The preceding paragraphs discussed how documentation would be incorporated into the development process the first time an ML system is created. The upfront cost of setting up a documentation process is likely to be much more resource- and time-intensive than future updates because of the startup cost to unearth previously undocumented assumptions, integrate user-friendly tools to reduce friction for creating documentation, and train people to include this step into their workflows. However, these initial costs will no longer be present to update documentation after the initial investment. For parts of the documentation that may need more frequent changes (e.g., model, training, testing, etc.), ideally a shared process could be developed to make these updates semi-automatic (similar to Javadoc for the JAVA programming language or docstrings in Python). How and when to update documentation remains an open question of increasing importance since many models are continuously updated with new data. There is not yet consensus on what changes merit a documentation update and which portions of the documentation must be updated each time. To be clear, this statement is relevant to the ML documentation process that is distinct from the general software development lifecycle (SDLC) in many important ways. The discussion should be mindful to balance the time and resources required to produce the update with the actual value of the updated information to avoid creating a documentation process that is too daunting to maintain.

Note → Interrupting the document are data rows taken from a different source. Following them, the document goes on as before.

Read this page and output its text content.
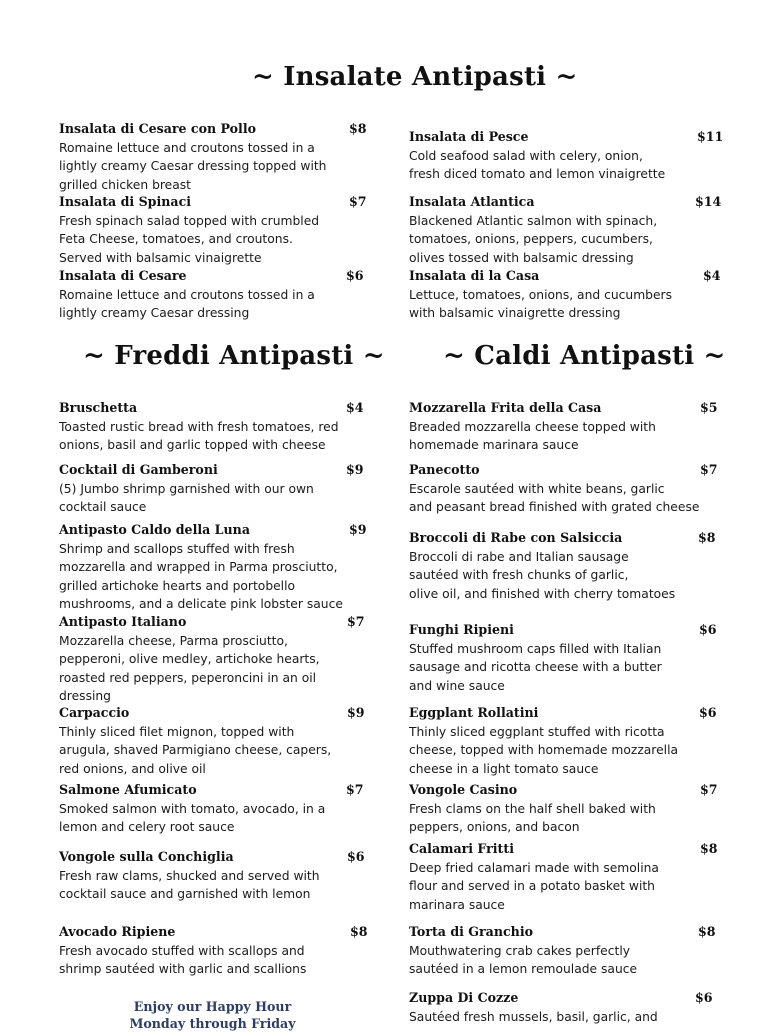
~ Insalate Antipasti ~
~ Freddi Antipasti ~ ~ Caldi Antipasti ~
Insalata di Cesare con Pollo	$8
Romaine lettuce and croutons tossed in a
lightly creamy Caesar dressing topped with
grilled chicken breast
Insalata di Spinaci	$7
Fresh spinach salad topped with crumbled
Feta Cheese, tomatoes, and croutons.
Served with balsamic vinaigrette
Insalata di Cesare	$6
Romaine lettuce and croutons tossed in a
lightly creamy Caesar dressing
Insalata di Pesce	$11
Cold seafood salad with celery, onion,
fresh diced tomato and lemon vinaigrette
Insalata Atlantica	$14
Blackened Atlantic salmon with spinach,
tomatoes, onions, peppers, cucumbers,
olives tossed with balsamic dressing
Insalata di la Casa	$4
Lettuce, tomatoes, onions, and cucumbers
with balsamic vinaigrette dressing
Bruschetta	$4
Toasted rustic bread with fresh tomatoes, red
onions, basil and garlic topped with cheese
Cocktail di Gamberoni	$9
(5) Jumbo shrimp garnished with our own
cocktail sauce
Antipasto Caldo della Luna	$9
Shrimp and scallops stuffed with fresh
mozzarella and wrapped in Parma prosciutto,
grilled artichoke hearts and portobello
mushrooms, and a delicate pink lobster sauce
Antipasto Italiano	$7
Mozzarella cheese, Parma prosciutto,
pepperoni, olive medley, artichoke hearts,
roasted red peppers, peperoncini in an oil
dressing
Carpaccio	$9
Thinly sliced filet mignon, topped with
arugula, shaved Parmigiano cheese, capers,
red onions, and olive oil
Salmone Afumicato	$7
Smoked salmon with tomato, avocado, in a
lemon and celery root sauce
Vongole sulla Conchiglia	$6
Fresh raw clams, shucked and served with
cocktail sauce and garnished with lemon
Avocado Ripiene	$8
Fresh avocado stuffed with scallops and
shrimp sautéed with garlic and scallions
Enjoy our Happy Hour
Monday through Friday
Mozzarella Frita della Casa	$5
Breaded mozzarella cheese topped with
homemade marinara sauce
Panecotto	$7
Escarole sautéed with white beans, garlic
and peasant bread finished with grated cheese
Broccoli di Rabe con Salsiccia	$8
Broccoli di rabe and Italian sausage
sautéed with fresh chunks of garlic,
olive oil, and finished with cherry tomatoes
Funghi Ripieni	$6
Stuffed mushroom caps filled with Italian
sausage and ricotta cheese with a butter
and wine sauce
Eggplant Rollatini	$6
Thinly sliced eggplant stuffed with ricotta
cheese, topped with homemade mozzarella
cheese in a light tomato sauce
Vongole Casino	$7
Fresh clams on the half shell baked with
peppers, onions, and bacon
Calamari Fritti	$8
Deep fried calamari made with semolina
flour and served in a potato basket with
marinara sauce
Torta di Granchio	$8
Mouthwatering crab cakes perfectly
sautéed in a lemon remoulade sauce
Zuppa Di Cozze	$6
Sautéed fresh mussels, basil, garlic, and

Note that much of the documentation process outlined can and should take place before a single line of code is written. However, the tenets expressed in the ABOUT ML Reference Document are applicable to organizations attempting to perform retrospective reviews of development in an effort to reverse-engineer a set of meaningful documents surrounding both the process and product. This is similar to the design phase of large-scale experiments and clinical trials, where the protocol, statistics plan, and case report form where data are collected are all designed before a single patient is enrolled. As the data is collected and the systems are built, there will likely be an iterative loop through some of these steps. The first iteration through the thought process captures intent. To prompt the ethical reflection that is integral for the documentation process, answering an initial set of questions should take place before any product or feature is built. The next iteration through the thought process captures reality and forces consideration of real-world constraints. While certain detailed sections in the datasets and system phases may not be possible to answer before the datasets are collected or the systems are built, documentation must be built into the entire ML lifecycle from start to finish and cannot simply be added at the end. Future versions of ABOUT ML will aim to include a section with details on how to implement a documentation process.